La tradizione tramanda molti particolari della vita di S. Luca che però non trovano riscontri nel Nuovo Testamento. Di fatto non sembra nemmeno che il “caro medico” di cui parla Paolo nella Lettera ai Colossesi (Col 4,14) sia l’evangelista. Più importante sarà quindi evocare oggi la specificità del vangelo che porta il suo nome.
Il prologo del suo Vangelo è significativo. Unico fra gli evangelisti, l’autore vi si presenta utilizzando la prima persona del singolare (“io”) e vi appare come un rappresentante della terza generazione, dopo i “testimoni oculari”, che furono i primi “ministri della Parola”, e dopo i “molti” che cercarono di mettere ordine in ciò che i primi avevano detto. Dopo di loro, il nostro autore ha infine deciso di fare ricerche accurate per redigere un racconto il cui scopo non era di correggere i precedenti, ma di permettere a Teofilo e a ogni lettore “amico di Dio” – tale è il significato del nome “Teofilo” – di verificare la solidità dell’insegnamento ricevuto.
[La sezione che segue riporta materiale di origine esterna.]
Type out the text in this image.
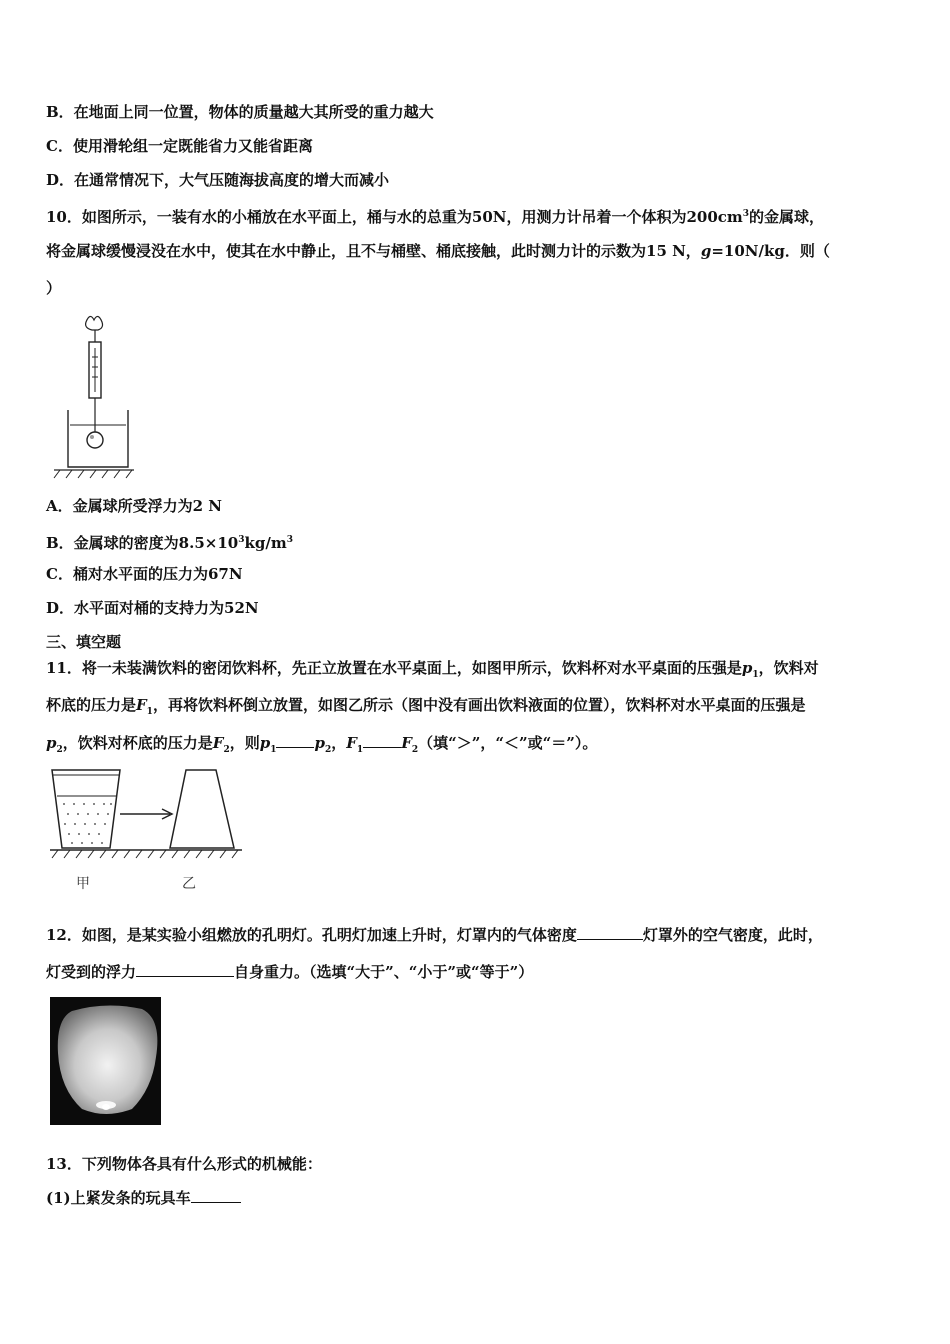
B．在地面上同一位置，物体的质量越大其所受的重力越大
C．使用滑轮组一定既能省力又能省距离
D．在通常情况下，大气压随海拔高度的增大而减小
10．如图所示，一装有水的小桶放在水平面上，桶与水的总重为50N，用测力计吊着一个体积为$200cm^3$的金属球，
将金属球缓慢浸没在水中，使其在水中静止，且不与桶壁、桶底接触，此时测力计的示数为15 N，g=10N/kg．则（
）
A．金属球所受浮力为2 N
B．金属球的密度为$8.5\times 10^3kg/m^3$
C．桶对水平面的压力为67N
D．水平面对桶的支持力为52N
三、填空题
11．将一未装满饮料的密闭饮料杯，先正立放置在水平桌面上，如图甲所示，饮料杯对水平桌面的压强是$p_1$，饮料对
杯底的压力是$F_1$，再将饮料杯倒立放置，如图乙所示（图中没有画出饮料液面的位置），饮料杯对水平桌面的压强是
$p_2$，饮料对杯底的压力是$F_2$，则$p_1$	$p_2$，$F_1$	$F_2$（填“＞”，“＜”或“＝”）。
甲	乙
12．如图，是某实验小组燃放的孔明灯。孔明灯加速上升时，灯罩内的气体密度	灯罩外的空气密度，此时，
灯受到的浮力	自身重力。（选填“大于”、“小于”或“等于”）
13．下列物体各具有什么形式的机械能：
(1)上紧发条的玩具车
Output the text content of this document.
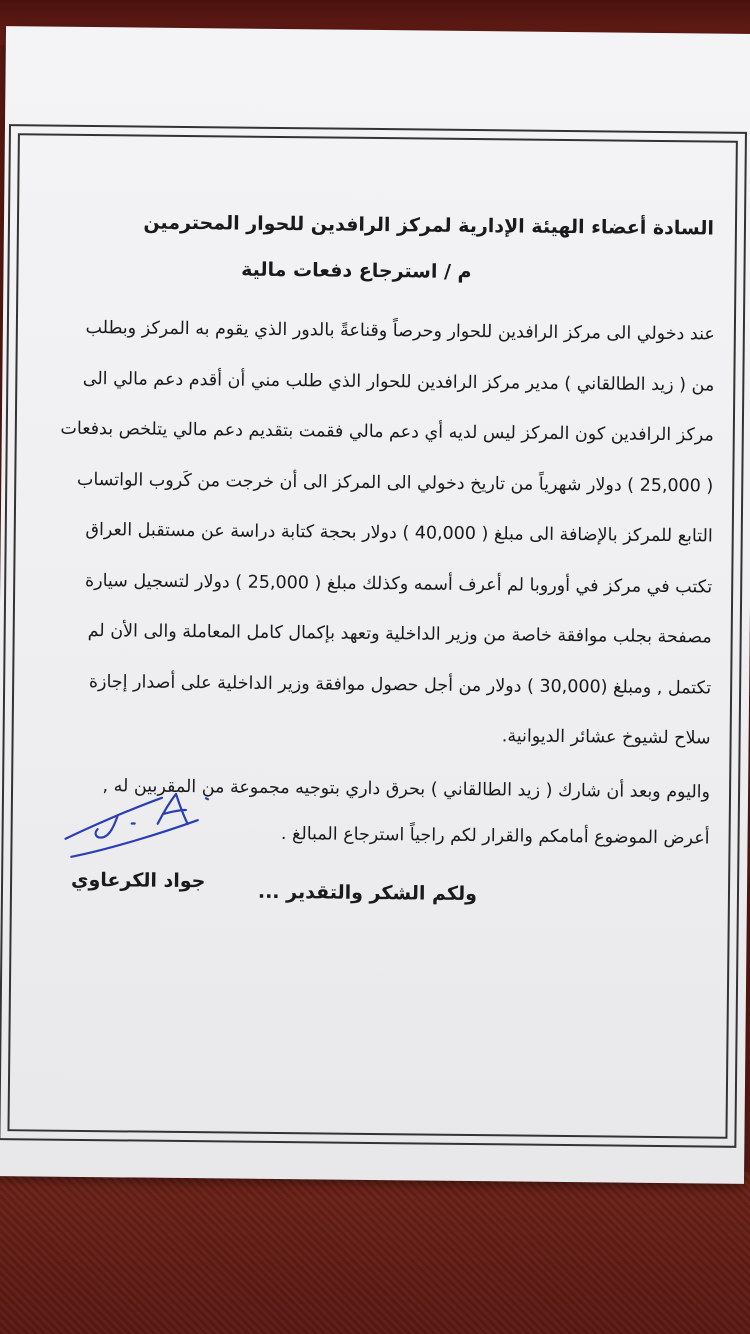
السادة أعضاء الهيئة الإدارية لمركز الرافدين للحوار المحترمين
م / استرجاع دفعات مالية

عند دخولي الى مركز الرافدين للحوار وحرصاً وقناعةً بالدور الذي يقوم به المركز وبطلب

من ( زيد الطالقاني ) مدير مركز الرافدين للحوار الذي طلب مني أن أقدم دعم مالي الى

مركز الرافدين كون المركز ليس لديه أي دعم مالي فقمت بتقديم دعم مالي يتلخص بدفعات

( 25,000 ) دولار شهرياً من تاريخ دخولي الى المركز الى أن خرجت من كَروب الواتساب

التابع للمركز بالإضافة الى مبلغ ( 40,000 ) دولار بحجة كتابة دراسة عن مستقبل العراق

تكتب في مركز في أوروبا لم أعرف أسمه وكذلك مبلغ ( 25,000 ) دولار لتسجيل سيارة

مصفحة بجلب موافقة خاصة من وزير الداخلية وتعهد بإكمال كامل المعاملة والى الأن لم

تكتمل , ومبلغ (30,000 ) دولار من أجل حصول موافقة وزير الداخلية على أصدار إجازة

سلاح لشيوخ عشائر الديوانية.

واليوم وبعد أن شارك ( زيد الطالقاني ) بحرق داري بتوجيه مجموعة من المقربين له ,

أعرض الموضوع أمامكم والقرار لكم راجياً استرجاع المبالغ .

ولكم الشكر والتقدير ...
جواد الكرعاوي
Il suo quindi non è un vangelo di prima evangelizzazione, ma di approfondimento della fede, di crescita spirituale. Tre almeno i campi sui quali l’evangelista punta la sua attenzione.
Anzitutto il pericolo delle ricchezze: più volte l’evangelista torna su questa tentazione, denunciando chi è “attaccato al denaro”, smascherando la cupidigia di chi si dice frustrato nella spartizione di un’eredità (cf. Lc 12,13-15), narrando di quel ricco che banchettava senza vedere il povero che ogni giorno era “gettato” alla sua porta (cf. Lc 16,19 ss.) o sottolineando il ruolo particolare dei poveri. È pure lui che rileva l’importanza della condivisione dei beni nella prima comunità cristiana (cf. At 2,44-45).
Vi è poi in questo vangelo una forte insistenza sulle figure femminili: diverse scene “al maschile” sono poi ripetute “al femminile”, fino a presentare delle donne discepole, come Maria Maddalena, Giovanna, moglie di Cuza, amministratore di Erode, Susanna e molte altre (cf. Lc 8,2-3), o Maria, sorella di Marta (cf. Lc 10,39). Non stupisce quindi che, nell’alba di Pasqua, siano almeno cinque le donne che ricevono l’annuncio che il Crocifisso è vivente (cf. Lc 24,10), mentre erano solo due nel Vangelo secondo Matteo (cf. Mt 28,1), o tre nel Vangelo secondo Marco (cf. Mc 16,1) e addirittura una sola in quello giovanneo (cf. Gv 20,1).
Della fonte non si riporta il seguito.